Article 3 of the Convention requires member states to designate a Central Authority to receive requests for service, which are submitted by foreign parties under Article 5.  The Authority is tasked with processing those requests and having service effected according to the destination country’s law and common practice.  This is the method made available by all member states, no member state can object to its use, and refusal to accommodate a valid request can be based only on certain criteria (e.g.: national security or infringement on state sovereignty).

Article 12, in turn, prohibits the assessment of fees by the destination state for service that the state itself performs.  The U.S. Department of Justice, our designated Central Authority for Hague requests, has outsourced its function to a private contractor.  The contractor, Process Forwarding International (PFI), charges a fee of $95 for the act of serving foreign process as the exclusive agent of DoJ, either through its network of private process servers or through the U.S. mail.

Russia, understandably, views PFI’s fee as a violation of Article 12.  The U.S. counterargument, it seems, is that requests undertaken by the contractor are processed by “competent persons” other than the government itself, so the fees are appropriate under Article 12(a).  To be sure, DoJ officials never actually handle requests, so the argument is technically accurate.  But the mere outsourcing of the DoJ responsibility is a clear abdication of a treaty obligation.  To be sure, PFI gets the job done—and it gets the job done well—but the U.S. Central Authority doesn’t foot the bill!

The net result is very straightforward:  under the belief that the U.S. is in violation of the Convention, the Russian Ministry of Justice flatly refuses to process Article 5 requests from the United States.  (Aside: China likewise views the fee as a violation, but it instead charges reciprocal fees on U.S. requests.)

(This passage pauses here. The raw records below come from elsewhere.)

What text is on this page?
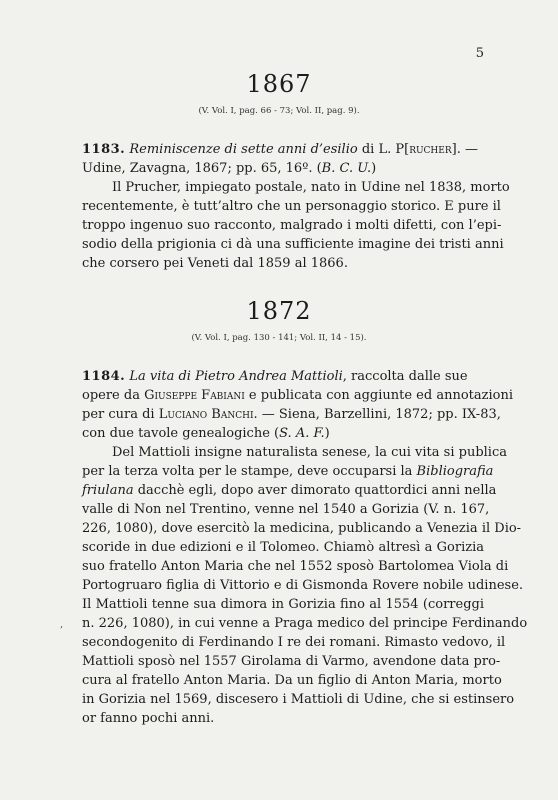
5
1867
(V. Vol. I, pag. 66 - 73; Vol. II, pag. 9).
1183. Reminiscenze di sette anni d’esilio di L. P[rucher]. —
Udine, Zavagna, 1867; pp. 65, 16º. (B. C. U.)
Il Prucher, impiegato postale, nato in Udine nel 1838, morto
recentemente, è tutt’altro che un personaggio storico. E pure il
troppo ingenuo suo racconto, malgrado i molti difetti, con l’epi-
sodio della prigionia ci dà una sufficiente imagine dei tristi anni
che corsero pei Veneti dal 1859 al 1866.
1872
(V. Vol. I, pag. 130 - 141; Vol. II, 14 - 15).
1184. La vita di Pietro Andrea Mattioli, raccolta dalle sue
opere da Giuseppe Fabiani e publicata con aggiunte ed annotazioni
per cura di Luciano Banchi. — Siena, Barzellini, 1872; pp. IX-83,
con due tavole genealogiche (S. A. F.)
Del Mattioli insigne naturalista senese, la cui vita si publica
per la terza volta per le stampe, deve occuparsi la Bibliografia
friulana dacchè egli, dopo aver dimorato quattordici anni nella
valle di Non nel Trentino, venne nel 1540 a Gorizia (V. n. 167,
226, 1080), dove esercitò la medicina, publicando a Venezia il Dio-
scoride in due edizioni e il Tolomeo. Chiamò altresì a Gorizia
suo fratello Anton Maria che nel 1552 sposò Bartolomea Viola di
Portogruaro figlia di Vittorio e di Gismonda Rovere nobile udinese.
Il Mattioli tenne sua dimora in Gorizia fino al 1554 (correggi
n. 226, 1080), in cui venne a Praga medico del principe Ferdinando
secondogenito di Ferdinando I re dei romani. Rimasto vedovo, il
Mattioli sposò nel 1557 Girolama di Varmo, avendone data pro-
cura al fratello Anton Maria. Da un figlio di Anton Maria, morto
in Gorizia nel 1569, discesero i Mattioli di Udine, che si estinsero
or fanno pochi anni.
,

Given that Russia objected to the alternative methods described in Article 10– the options available in Canada, England, and France– there is no truly practical way to effect service on a defendant in Russia.*

Some commentary argues that, in order to truly justify serving in a manner not consistent with the Convention, courts may have to deem Russia in violation– and that is within the executive’s purview, not the judiciary.  But looking at things another way, courts can point to the Russian refusal and determine that Russia views the U.S. as violating, thus rendering the treaty ineffective.  Truly, there’s no good answer here.


* To be sure, plaintiffs can try using a Letter Rogatory, but costs are steep, they take seemingly forever, and depend wholly on the willingness of a Russian judge to order service on the Russian defendant.  If that Russian judge is just in a grumpy mood that day, all bets are off.  Moreover, depending on what angle you view the thing from, the Letter Rogatory itself may run afoul of the exclusive nature of the treaty.

Spring, 2022 update: Don’t even get me started on just how sour the relationship between the United States and Russia has become since the invasion of Ukraine.